Fadhila Bergaoui
24 Juin 2009
En début d'année 2008, une décision d'une importance majeure venait d'être prise : il s'agissait de la démédicalisation du préservatif ; cela veut dire que toute personne a la possibilité d'accéder, depuis, au préservatif tant dans l'espace public que privé; les pharmacies, les hôpitaux et les dispensaires n'ont plus, désormais, le monopole de leur vente ou de leur distribution; cela veut dire encore que l'utilisateur n'aura plus à affronter le regard souvent accusateur de l'autre.
Beaucoup plus important encore, il est donné une chance supplémentaire à tout un chacun d'échapper au virus du sida. A cet effet, quelque neuf millions de préservatifs ont été prévus, rien qu'au titre de l'an un du programme d'appui du Fonds mondial de lutte contre le sida, la tuberculose et le paludisme à la Tunisie.
La sensibilisation à la protection a accompagné la mise à disposition des préservatifs, puisque selon les professionnels du secteur, quelque 130.000 jeunes ont pu être informés du dispositif de protection, grâce notamment au travail considérable effectué à ce titre par les associations concernées. Le message a-t-il pour autant été capté? Pour en avoir le coeur net, une enquête devrait bientôt s'y intéresser de près.
En même temps, onze centres de dépistages anonymes se préparaient à ouvrir leurs portes le 1er décembre de la même année. On ne sait pas depuis, si les centres ont eu le succès escompté, mais si c'est le cas, ils ne devront pas tarder à être étendus à toute la République. En tous les cas, la décision reste capitale car, toute personne ayant des doutes peut, dans l'anonymat le plus absolu, subir le test du sida.
Dans le cas où le test est positif, le séropositif peut entamer les soins sans que son identité soit divulguée. La procédure n'est pas gratuite: elle permet aux pouvoirs publics d'avoir le maximum d'informations sur d'éventuels malades d'une part, et d'autre part, de protéger le patient de la solitude, de l'oubli et du rejet.
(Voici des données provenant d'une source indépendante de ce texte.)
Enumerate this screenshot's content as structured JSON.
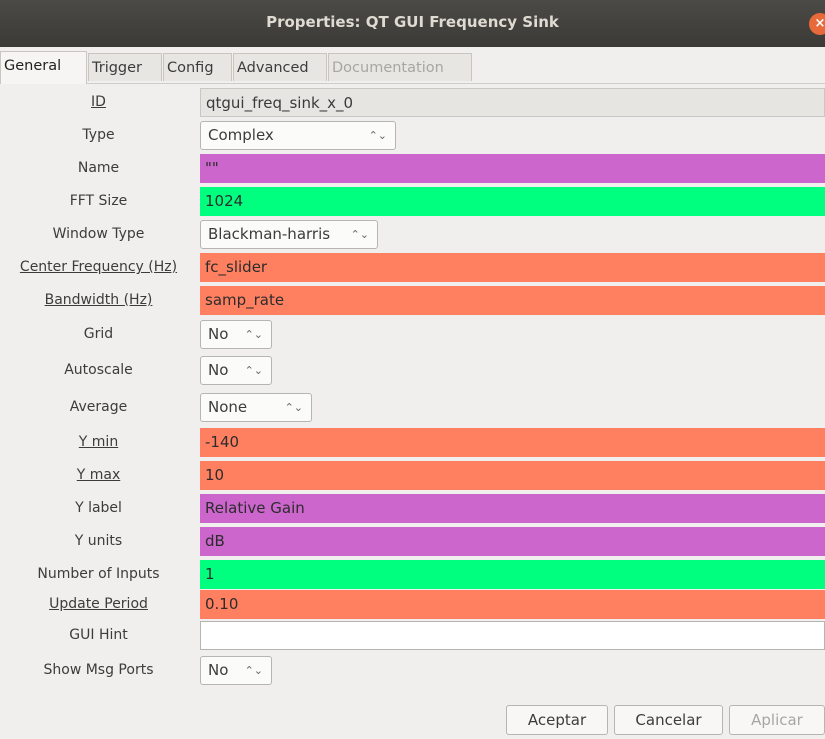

Les personnes vivant avec le VIH (Pvvih), n'ont de cesse, en effet, de dire toute la solitude dans laquelle elles sont cantonnées à cause du rejet des autres.
En plus de ces problèmes, les Pvvihont à affronter d'autres problèmes tels que les médicaments dont les stocks peuvent être rompus, tels que l'insertion dans la vie professionnelle ou la difficulté, pour elles, de préparer les dossiers en vue d'être assistées ou prises en charge.
Pourtant, l'année 2008 a été riche en actes de sensibilisation à leur égard. Pour la première fois depuis les premières années d'indépendance où on a dû recourir aux religieux pour faire accepter le programme du planning familial, le même corps est sollicité, mais cette foi-ci pour affronter en commun le redoutable ennemi qu'est le sida.
A plusieurs reprises, et partout en Tunisie, imams et prédicateurs, réunis conjointement par le ministère des Affaires religieuses et celui de la Santé, ont participé à des ateliers d'informations relatives à la question du sida. Leurs prêches, par la suite, devront appeler les jeunes à se protéger d'une part, et, d'autre part, à comprendre et à aider ceux qui n'ont pas eu la chance d'être avertis à temps.
C'est cette même préoccupation qui a été à l'origine du rassemblement au cours de la même année, par la présidente de l'Office national de la famille et de la population, d'un nombre important d'artistes tunisiens.
Par cet acte, Mme Gueddana entendait associer un secteur phare à la lutte contre le sida. Et même si la contribution des artistes tarde encore et jusque-là à se manifester, il est au moins sûr qu'ils sont un peu plus au fait de la situation, aussi bien de la pandémie, que des malades eux-mêmes.